Cities are now the center stage in the battle against climate change, contributing as they do about 75 percent of carbon dioxide (C02) emissions across the globe. This at a time when more than 50 percent of humanity lives in cities and towns, a figure that can only increase given the scale of urbanization in the developing world.
In the lead-up to the UN climate change conference in Copenhagen in December this provides us with plenty of food for thought on city-level strategies to deal with global warming. The cities have good reason to address the problem in order to improve the local environment for their residents.
What is happening sooner than expected is that the mega-cities of the developing world are already rivaling or even exceeding the CO2 footprint of major cities in the developed world, both in terms of total output and per capita.
The UN-backed Bangkok Assessment Report on Climate Change 2009 found that the Thai capital emitted 43 million tons of CO2 in 2005, lower than the figure for New York (58 million tons) but almost the same as London (44 million tons). In per capita terms, Bangkok residents were responsible for producing 7.1 tons of CO2 per year in 2007, the same level of emissions as New Yorkers and significantly higher than Londoners (5.9 tons per capita).
Transportation, electricity generation, solid waste and waste water account for about 90 per cent of the emissions in Bangkok.

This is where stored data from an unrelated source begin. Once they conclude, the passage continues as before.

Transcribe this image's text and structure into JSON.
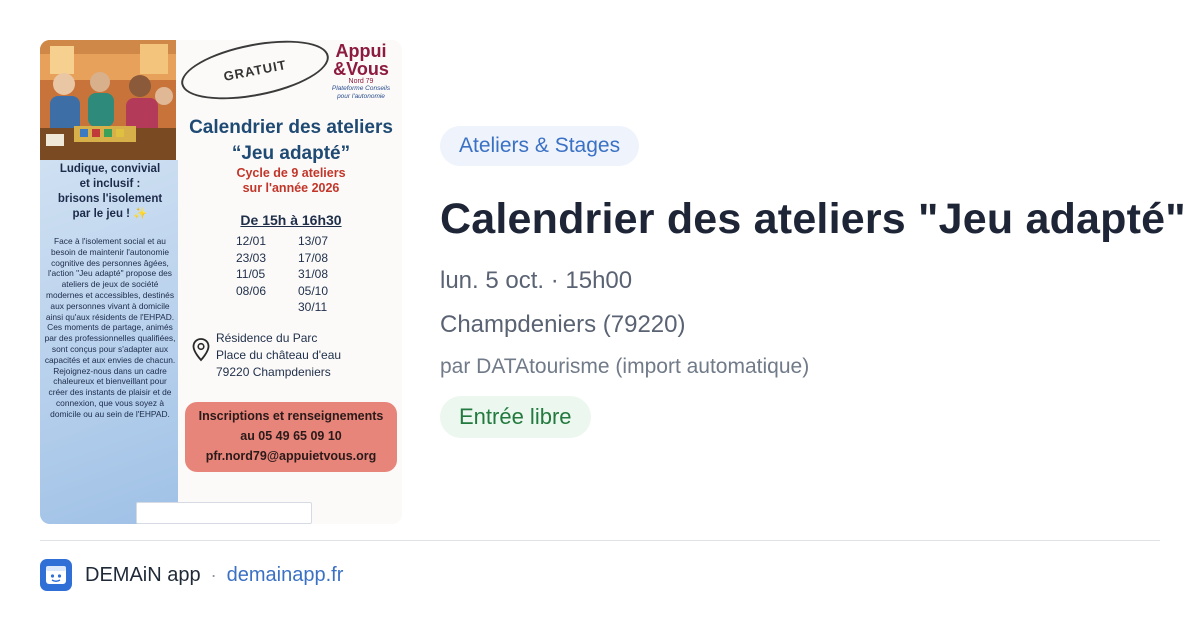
{
  "event": {
    "category": "Ateliers & Stages",
    "title": "Calendrier des ateliers \"Jeu adapté\"",
    "date_time": "lun. 5 oct. · 15h00",
    "location": "Champdeniers (79220)",
    "organizer": "par DATAtourisme (import automatique)",
    "price": "Entrée libre"
  },
  "poster": {
    "badge": "GRATUIT",
    "logo_line1": "Appui",
    "logo_line2": "&Vous",
    "logo_region": "Nord 79",
    "logo_tagline_1": "Plateforme Conseils",
    "logo_tagline_2": "pour l'autonomie",
    "headline_1": "Ludique, convivial",
    "headline_2": "et inclusif :",
    "headline_3": "brisons l'isolement",
    "headline_4": "par le jeu ! ✨",
    "body": "Face à l'isolement social et au besoin de maintenir l'autonomie cognitive des personnes âgées, l'action \"Jeu adapté\" propose des ateliers de jeux de société modernes et accessibles, destinés aux personnes vivant à domicile ainsi qu'aux résidents de l'EHPAD. Ces moments de partage, animés par des professionnelles qualifiées, sont conçus pour s'adapter aux capacités et aux envies de chacun. Rejoignez-nous dans un cadre chaleureux et bienveillant pour créer des instants de plaisir et de connexion, que vous soyez à domicile ou au sein de l'EHPAD.",
    "title": "Calendrier des ateliers",
    "subtitle": "“Jeu adapté”",
    "cycle_1": "Cycle de 9 ateliers",
    "cycle_2": "sur l'année 2026",
    "hours": "De 15h à 16h30",
    "dates_left": [
      "12/01",
      "23/03",
      "11/05",
      "08/06"
    ],
    "dates_right": [
      "13/07",
      "17/08",
      "31/08",
      "05/10",
      "30/11"
    ],
    "address_1": "Résidence du Parc",
    "address_2": "Place du château d'eau",
    "address_3": "79220 Champdeniers",
    "contact_1": "Inscriptions et renseignements",
    "contact_2": "au  05 49 65 09 10",
    "contact_3": "pfr.nord79@appuietvous.org"
  },
  "footer": {
    "app_name": "DEMAiN app",
    "separator": "·",
    "domain": "demainapp.fr"
  },
  "colors": {
    "category_bg": "#eef3fc",
    "category_text": "#3b71c4",
    "price_bg": "#ecf7ef",
    "price_text": "#237a3f",
    "link": "#3b71c4",
    "logo_bg": "#2f6fd6"
  },
  "icons": {
    "app_logo": "demain-app-icon",
    "map_pin": "map-pin-icon"
  }
}
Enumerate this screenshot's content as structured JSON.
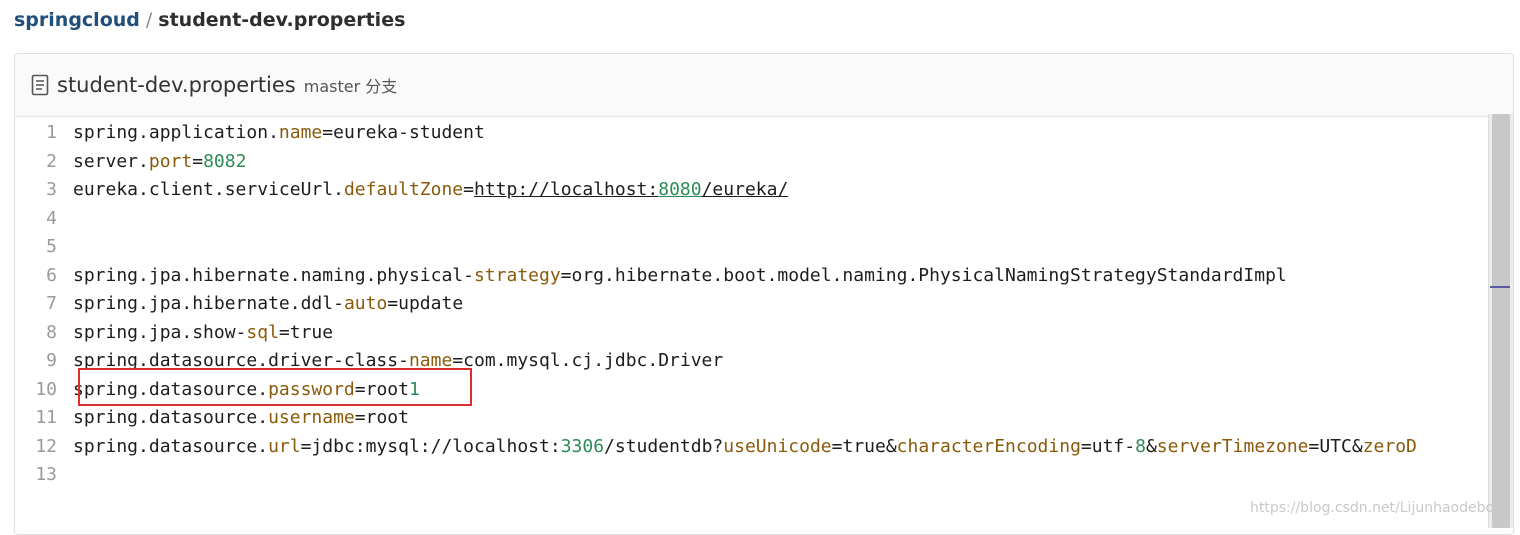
{
  "breadcrumb": {
    "repo": "springcloud",
    "separator": "/",
    "file": "student-dev.properties"
  },
  "file_header": {
    "icon": "document-icon",
    "title": "student-dev.properties",
    "branch": "master 分支"
  },
  "code": {
    "lines": [
      {
        "no": "1",
        "tokens": [
          {
            "t": "spring.application.",
            "c": "plain"
          },
          {
            "t": "name",
            "c": "key"
          },
          {
            "t": "=eureka-student",
            "c": "plain"
          }
        ]
      },
      {
        "no": "2",
        "tokens": [
          {
            "t": "server.",
            "c": "plain"
          },
          {
            "t": "port",
            "c": "key"
          },
          {
            "t": "=",
            "c": "plain"
          },
          {
            "t": "8082",
            "c": "num"
          }
        ]
      },
      {
        "no": "3",
        "tokens": [
          {
            "t": "eureka.client.serviceUrl.",
            "c": "plain"
          },
          {
            "t": "defaultZone",
            "c": "key"
          },
          {
            "t": "=",
            "c": "plain"
          },
          {
            "t": "http://localhost:",
            "c": "url"
          },
          {
            "t": "8080",
            "c": "urlnum"
          },
          {
            "t": "/eureka/",
            "c": "url"
          }
        ]
      },
      {
        "no": "4",
        "tokens": []
      },
      {
        "no": "5",
        "tokens": []
      },
      {
        "no": "6",
        "tokens": [
          {
            "t": "spring.jpa.hibernate.naming.physical-",
            "c": "plain"
          },
          {
            "t": "strategy",
            "c": "key"
          },
          {
            "t": "=org.hibernate.boot.model.naming.PhysicalNamingStrategyStandardImpl",
            "c": "plain"
          }
        ]
      },
      {
        "no": "7",
        "tokens": [
          {
            "t": "spring.jpa.hibernate.ddl-",
            "c": "plain"
          },
          {
            "t": "auto",
            "c": "key"
          },
          {
            "t": "=update",
            "c": "plain"
          }
        ]
      },
      {
        "no": "8",
        "tokens": [
          {
            "t": "spring.jpa.show-",
            "c": "plain"
          },
          {
            "t": "sql",
            "c": "key"
          },
          {
            "t": "=true",
            "c": "plain"
          }
        ]
      },
      {
        "no": "9",
        "tokens": [
          {
            "t": "spring.datasource.driver-class-",
            "c": "plain"
          },
          {
            "t": "name",
            "c": "key"
          },
          {
            "t": "=com.mysql.cj.jdbc.Driver",
            "c": "plain"
          }
        ]
      },
      {
        "no": "10",
        "tokens": [
          {
            "t": "spring.datasource.",
            "c": "plain"
          },
          {
            "t": "password",
            "c": "key"
          },
          {
            "t": "=root",
            "c": "plain"
          },
          {
            "t": "1",
            "c": "num"
          }
        ]
      },
      {
        "no": "11",
        "tokens": [
          {
            "t": "spring.datasource.",
            "c": "plain"
          },
          {
            "t": "username",
            "c": "key"
          },
          {
            "t": "=root",
            "c": "plain"
          }
        ]
      },
      {
        "no": "12",
        "tokens": [
          {
            "t": "spring.datasource.",
            "c": "plain"
          },
          {
            "t": "url",
            "c": "key"
          },
          {
            "t": "=jdbc:mysql://localhost:",
            "c": "plain"
          },
          {
            "t": "3306",
            "c": "num"
          },
          {
            "t": "/studentdb?",
            "c": "plain"
          },
          {
            "t": "useUnicode",
            "c": "key"
          },
          {
            "t": "=true&",
            "c": "plain"
          },
          {
            "t": "characterEncoding",
            "c": "key"
          },
          {
            "t": "=utf-",
            "c": "plain"
          },
          {
            "t": "8",
            "c": "num"
          },
          {
            "t": "&",
            "c": "plain"
          },
          {
            "t": "serverTimezone",
            "c": "key"
          },
          {
            "t": "=UTC&",
            "c": "plain"
          },
          {
            "t": "zeroD",
            "c": "key"
          }
        ]
      },
      {
        "no": "13",
        "tokens": []
      }
    ]
  },
  "watermark": "https://blog.csdn.net/Lijunhaodeboke",
  "colors": {
    "key": "#8a5a0a",
    "number": "#2e8b57",
    "highlight_border": "#d9302f",
    "breadcrumb_link": "#1f4f7a"
  }
}
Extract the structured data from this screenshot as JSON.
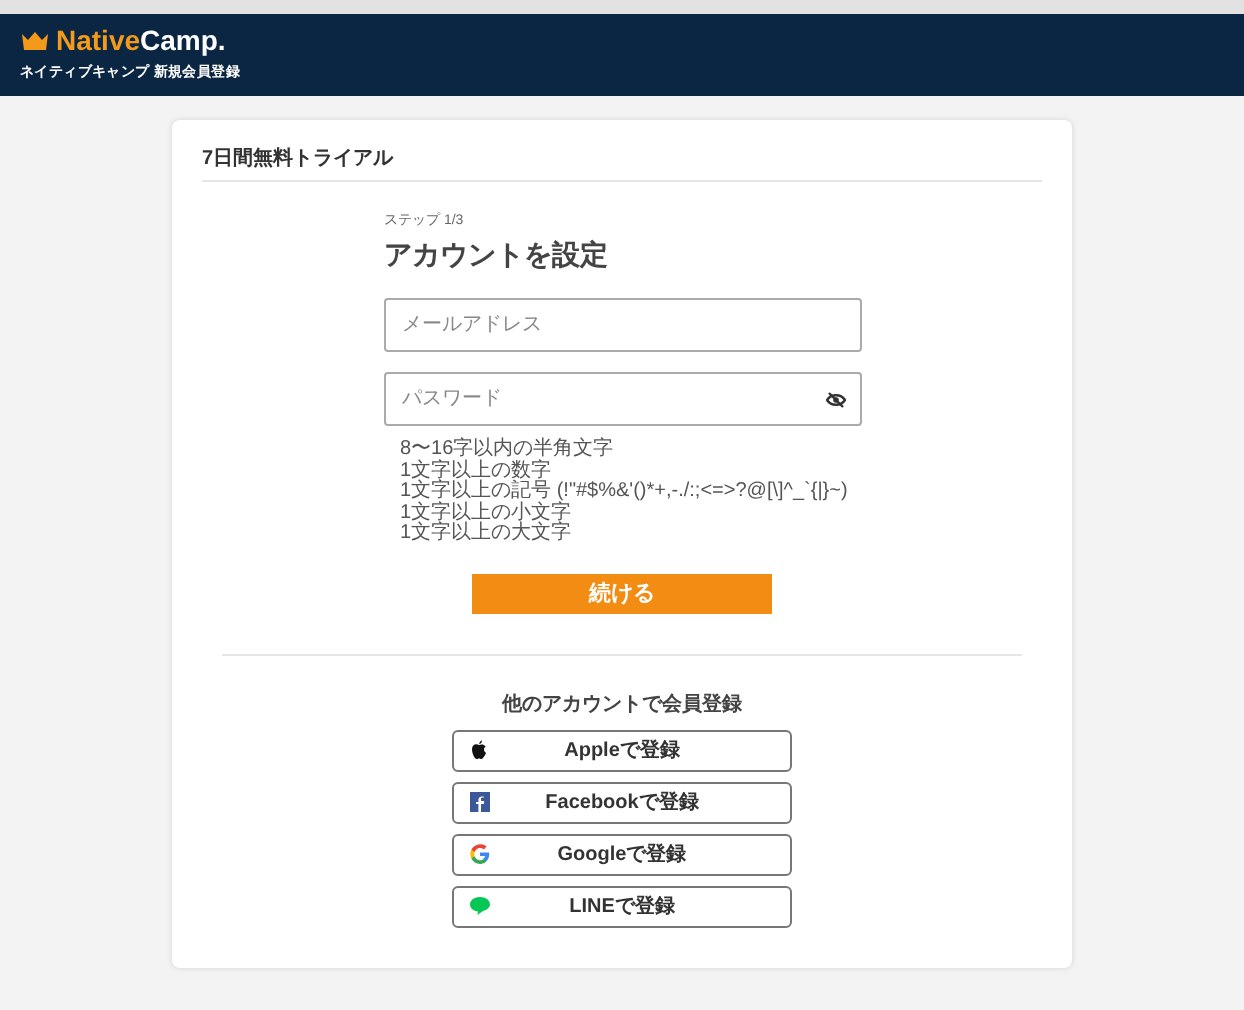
{
  "header": {
    "logo": {
      "brand_first": "Native",
      "brand_second": "Camp."
    },
    "subtitle": "ネイティブキャンプ 新規会員登録"
  },
  "card": {
    "title": "7日間無料トライアル",
    "step": "ステップ 1/3",
    "heading": "アカウントを設定",
    "email_field": {
      "placeholder": "メールアドレス"
    },
    "password_field": {
      "placeholder": "パスワード"
    },
    "password_rules": [
      "8〜16字以内の半角文字",
      "1文字以上の数字",
      "1文字以上の記号 (!\"#$%&'()*+,-./:;<=>?@[\\]^_`{|}~)",
      "1文字以上の小文字",
      "1文字以上の大文字"
    ],
    "continue_button": "続ける",
    "social_heading": "他のアカウントで会員登録",
    "social_buttons": [
      {
        "kind": "apple",
        "label": "Appleで登録"
      },
      {
        "kind": "facebook",
        "label": "Facebookで登録"
      },
      {
        "kind": "google",
        "label": "Googleで登録"
      },
      {
        "kind": "line",
        "label": "LINEで登録"
      }
    ]
  }
}
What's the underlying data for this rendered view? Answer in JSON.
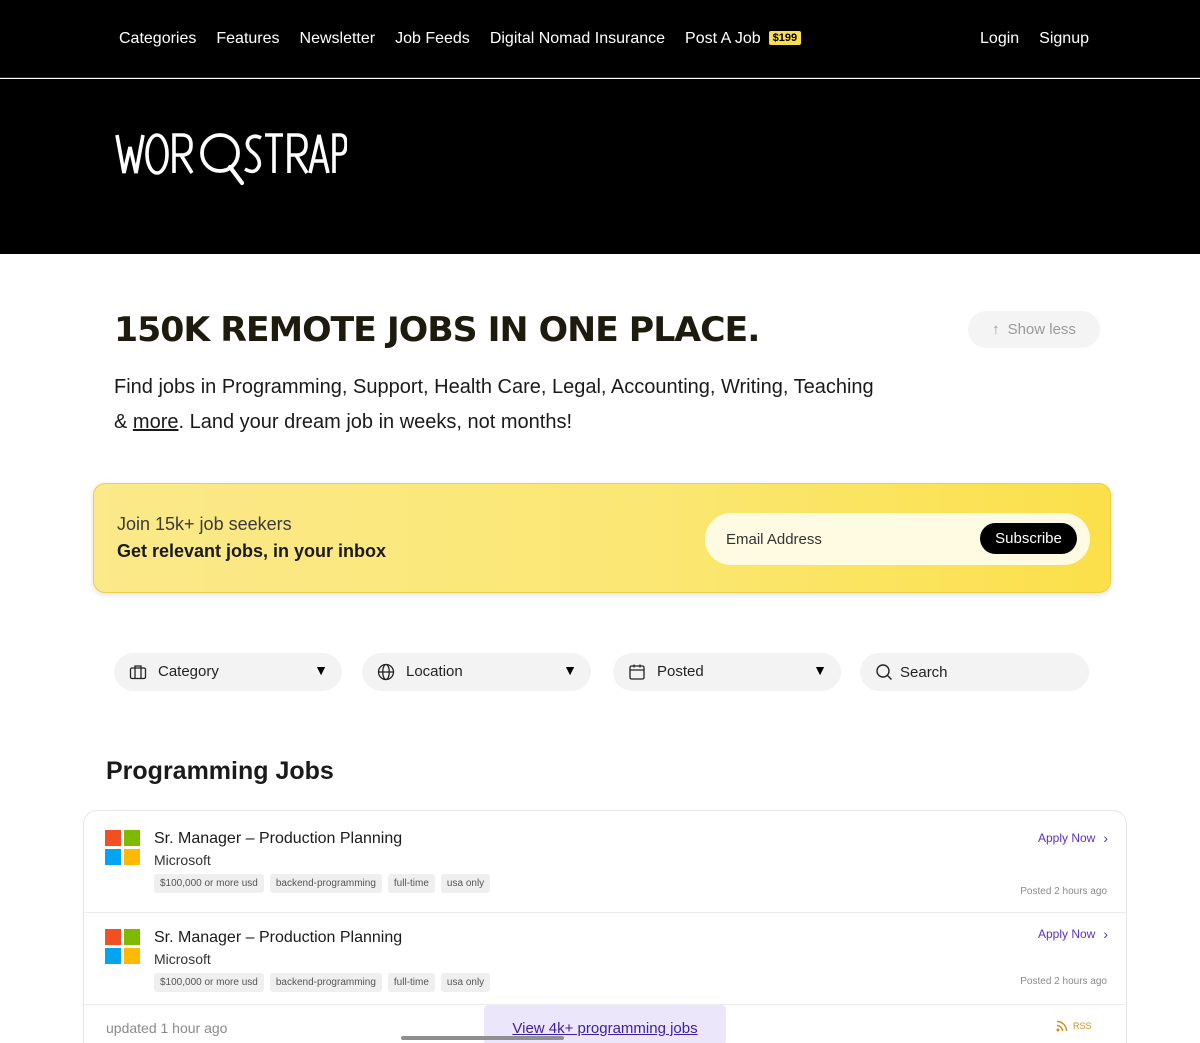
{
  "nav": {
    "links": [
      "Categories",
      "Features",
      "Newsletter",
      "Job Feeds",
      "Digital Nomad Insurance",
      "Post A Job"
    ],
    "post_price": "$199",
    "login": "Login",
    "signup": "Signup"
  },
  "logo": {
    "text": "WORKSTRAP"
  },
  "hero": {
    "headline": "150K REMOTE JOBS IN ONE PLACE.",
    "show_less": "Show less",
    "subtext_before": "Find jobs in Programming, Support, Health Care, Legal, Accounting, Writing, Teaching & ",
    "subtext_link": "more",
    "subtext_after": ". Land your dream job in weeks, not months!"
  },
  "newsletter": {
    "line1": "Join 15k+ job seekers",
    "line2": "Get relevant jobs, in your inbox",
    "email_placeholder": "Email Address",
    "button": "Subscribe"
  },
  "filters": {
    "category": "Category",
    "location": "Location",
    "posted": "Posted",
    "search_placeholder": "Search"
  },
  "jobs": {
    "section_title": "Programming Jobs",
    "items": [
      {
        "title": "Sr. Manager – Production Planning",
        "company": "Microsoft",
        "tags": [
          "$100,000 or more usd",
          "backend-programming",
          "full-time",
          "usa only"
        ],
        "apply": "Apply Now",
        "posted": "Posted 2 hours ago"
      },
      {
        "title": "Sr. Manager – Production Planning",
        "company": "Microsoft",
        "tags": [
          "$100,000 or more usd",
          "backend-programming",
          "full-time",
          "usa only"
        ],
        "apply": "Apply Now",
        "posted": "Posted 2 hours ago"
      }
    ],
    "updated": "updated 1 hour ago",
    "view_more": "View 4k+ programming jobs",
    "rss": "RSS"
  },
  "colors": {
    "accent_purple": "#5b2fc4",
    "badge_yellow": "#f9e04b",
    "newsletter_yellow": "#fbe773",
    "ms_red": "#f25022",
    "ms_green": "#7fba00",
    "ms_blue": "#00a4ef",
    "ms_yellow": "#ffb900"
  }
}
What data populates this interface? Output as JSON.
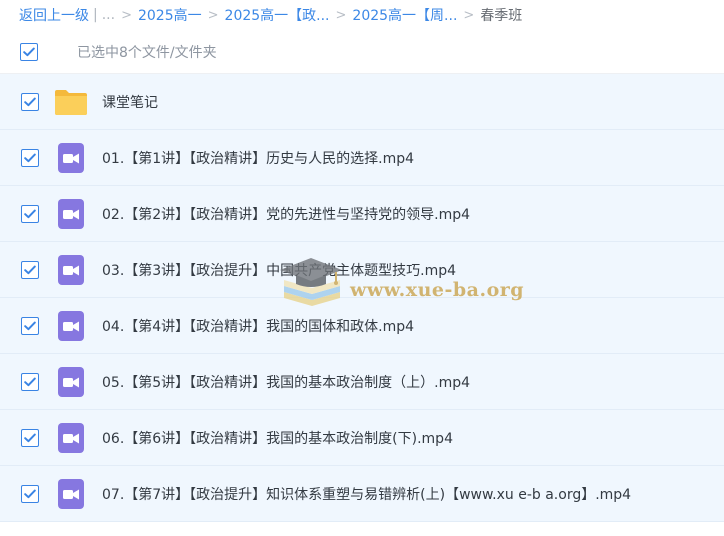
{
  "breadcrumb": {
    "back": "返回上一级",
    "divider": "|",
    "ellipsis": "...",
    "items": [
      "2025高一",
      "2025高一【政...",
      "2025高一【周..."
    ],
    "separator": ">",
    "current": "春季班"
  },
  "selection": {
    "checked": true,
    "label": "已选中8个文件/文件夹"
  },
  "files": [
    {
      "name": "课堂笔记",
      "type": "folder",
      "checked": true
    },
    {
      "name": "01.【第1讲】【政治精讲】历史与人民的选择.mp4",
      "type": "video",
      "checked": true
    },
    {
      "name": "02.【第2讲】【政治精讲】党的先进性与坚持党的领导.mp4",
      "type": "video",
      "checked": true
    },
    {
      "name": "03.【第3讲】【政治提升】中国共产党主体题型技巧.mp4",
      "type": "video",
      "checked": true
    },
    {
      "name": "04.【第4讲】【政治精讲】我国的国体和政体.mp4",
      "type": "video",
      "checked": true
    },
    {
      "name": "05.【第5讲】【政治精讲】我国的基本政治制度（上）.mp4",
      "type": "video",
      "checked": true
    },
    {
      "name": "06.【第6讲】【政治精讲】我国的基本政治制度(下).mp4",
      "type": "video",
      "checked": true
    },
    {
      "name": "07.【第7讲】【政治提升】知识体系重塑与易错辨析(上)【www.xu e-b a.org】.mp4",
      "type": "video",
      "checked": true
    }
  ],
  "watermark": {
    "text": "www.xue-ba.org"
  },
  "colors": {
    "accent": "#3a84e4",
    "folder": "#f8c94f",
    "video": "#8677e0",
    "row_bg": "#f0f7fe"
  },
  "icons": {
    "folder": "folder-icon",
    "video": "video-file-icon",
    "check": "checkmark-icon"
  }
}
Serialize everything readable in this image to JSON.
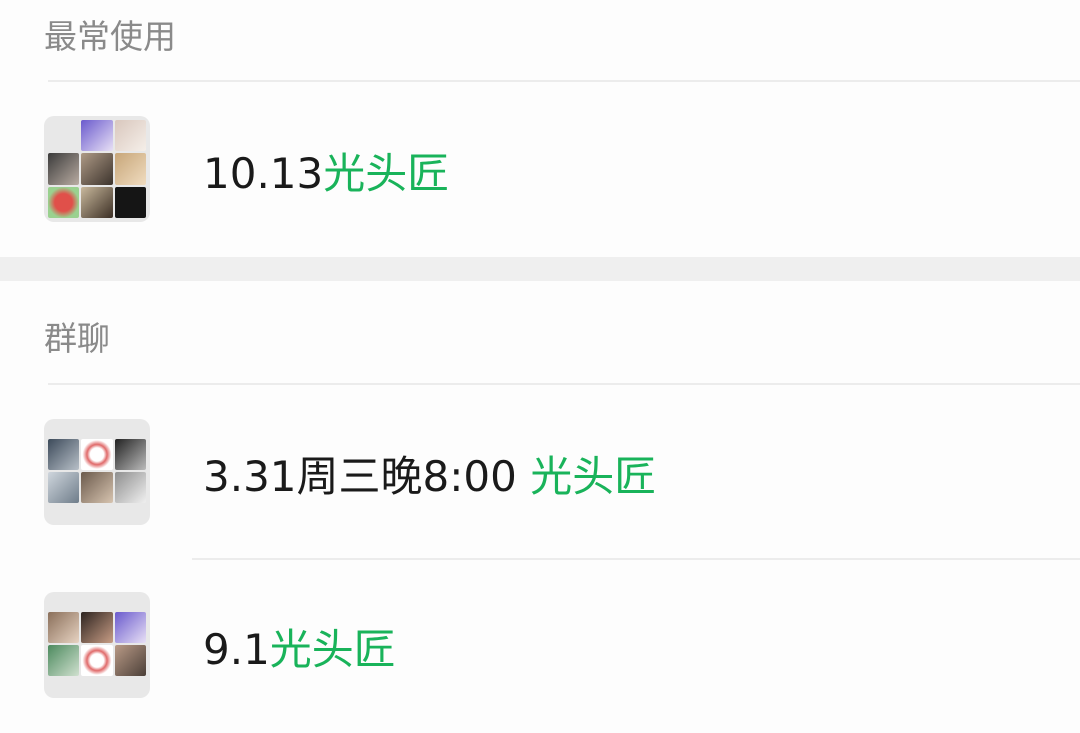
{
  "sections": {
    "frequent": {
      "header": "最常使用",
      "items": [
        {
          "prefix": "10.13",
          "highlight": "光头匠"
        }
      ]
    },
    "groups": {
      "header": "群聊",
      "items": [
        {
          "prefix": "3.31周三晚8:00 ",
          "highlight": "光头匠"
        },
        {
          "prefix": "9.1",
          "highlight": "光头匠"
        }
      ]
    }
  },
  "colors": {
    "highlight": "#19b35a",
    "section_header": "#8a8a8a",
    "divider": "#ececec",
    "gap_band": "#efefef"
  }
}
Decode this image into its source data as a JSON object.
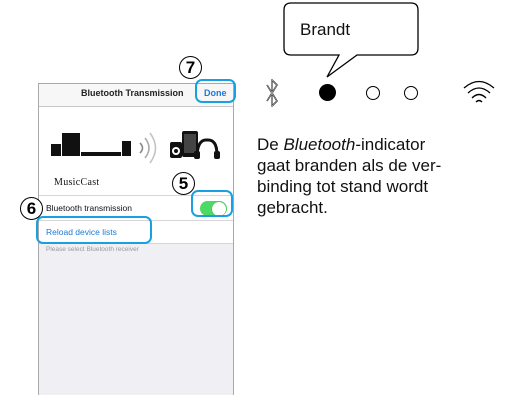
{
  "phone": {
    "nav_title": "Bluetooth Transmission",
    "done_label": "Done",
    "brand": "MusicCast",
    "bt_transmission_label": "Bluetooth transmission",
    "bt_transmission_on": true,
    "reload_label": "Reload device lists",
    "hint": "Please select Bluetooth receiver"
  },
  "steps": {
    "done": "7",
    "toggle": "5",
    "reload": "6"
  },
  "device": {
    "callout": "Brandt",
    "icons": [
      "bluetooth-icon",
      "status-led-on",
      "status-led-off",
      "status-led-off",
      "wifi-icon"
    ]
  },
  "description": {
    "line1_pre": "De ",
    "line1_italic": "Bluetooth",
    "line1_post": "-indicator",
    "line2": "gaat branden als de ver-",
    "line3": "binding tot stand wordt",
    "line4": "gebracht."
  },
  "colors": {
    "accent_blue": "#1a7ad8",
    "highlight": "#1aa0e0",
    "toggle_on": "#4cd964"
  }
}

The transport sector alone is responsible for 38 per cent of the yearly CO2 emission, reflecting a massive expansion in the use of passenger vehicles. The number of motor vehicles registered in Bangkok rose from 600,000 in 1980 to 4,163,000 in 1999, a sevenfold increase, and by the end of 2007 the figure had reached 5,614,294.
Let us not forget how vulnerable developing cities are to climate change. Bangkok gets its water supply from the Chao Phraya and Mae Klong rivers, both of which are fed by Tibetan glaciers, as are almost all the rivers of mainland Asia. So a rise in temperature, resulting in the further melting of the glaciers, would increase the likelihood of floods in Thailand.
The double-whammy for Bangkok is that it is also vulnerable to a rise in the sea level. Almost 55 percent of the city would be vulnerable to floods if the sea level rose by 50 cm, and 72 percent would be threatened by a rise of 100 cm.
So it is clear that Bangkok is primary example of a developing world city that needs to adapt to and mitigate climate change, not only as part of an international strategy to combat global warming, but also because of the immediate threat to its own residents.
The measures to be implemented by Asia's growing metropolises to cut their CO2 emissions and improve the quality of life for residents include investing in public transport in order to achieve a modal shift away from private vehicles, appropriate road pricing to deter vehicles from entering city centers, as has been adopted in Singapore and London, and better public information on travel options as well as education on the health costs of poor air quality because of increased use of private vehicles. Similar measures need to be implemented in the energy and waste management sectors.
In Copenhagen, alongside the formal procedures of the conference of the parties, which are predominately nation states, there will undoubtedly be a lot of focus on what cities can contribute to humanity's battle against climate change because the environmental impact of the world's major cities is much greater than that of many nation states.
Indeed, capital cities in the developed and developing worlds both often dominate their national economies, with Bangkok acting as the economic hub of Thailand's economy in a way that is not dissimilar to the role of London in the UK economy.
This does suggest that major cities should also be made into parties to the conference, legally bound to any future agreement and commitments. There could also be instances where cities and their regions may agree to many of the changes that their nation states' representatives reject. This is what happened in the US when the Bush administration refused to ratify the Kyoto Protocol, which many American cities and regions, such as San Francisco and the state of California, signed.
While opt-outs should be discouraged, this more flexible approach could be useful in any developing nation that refuses to sign an international agreement on the grounds that the developed world has failed to accept its responsibilities.
The author is Chair of UK's Environment Committee.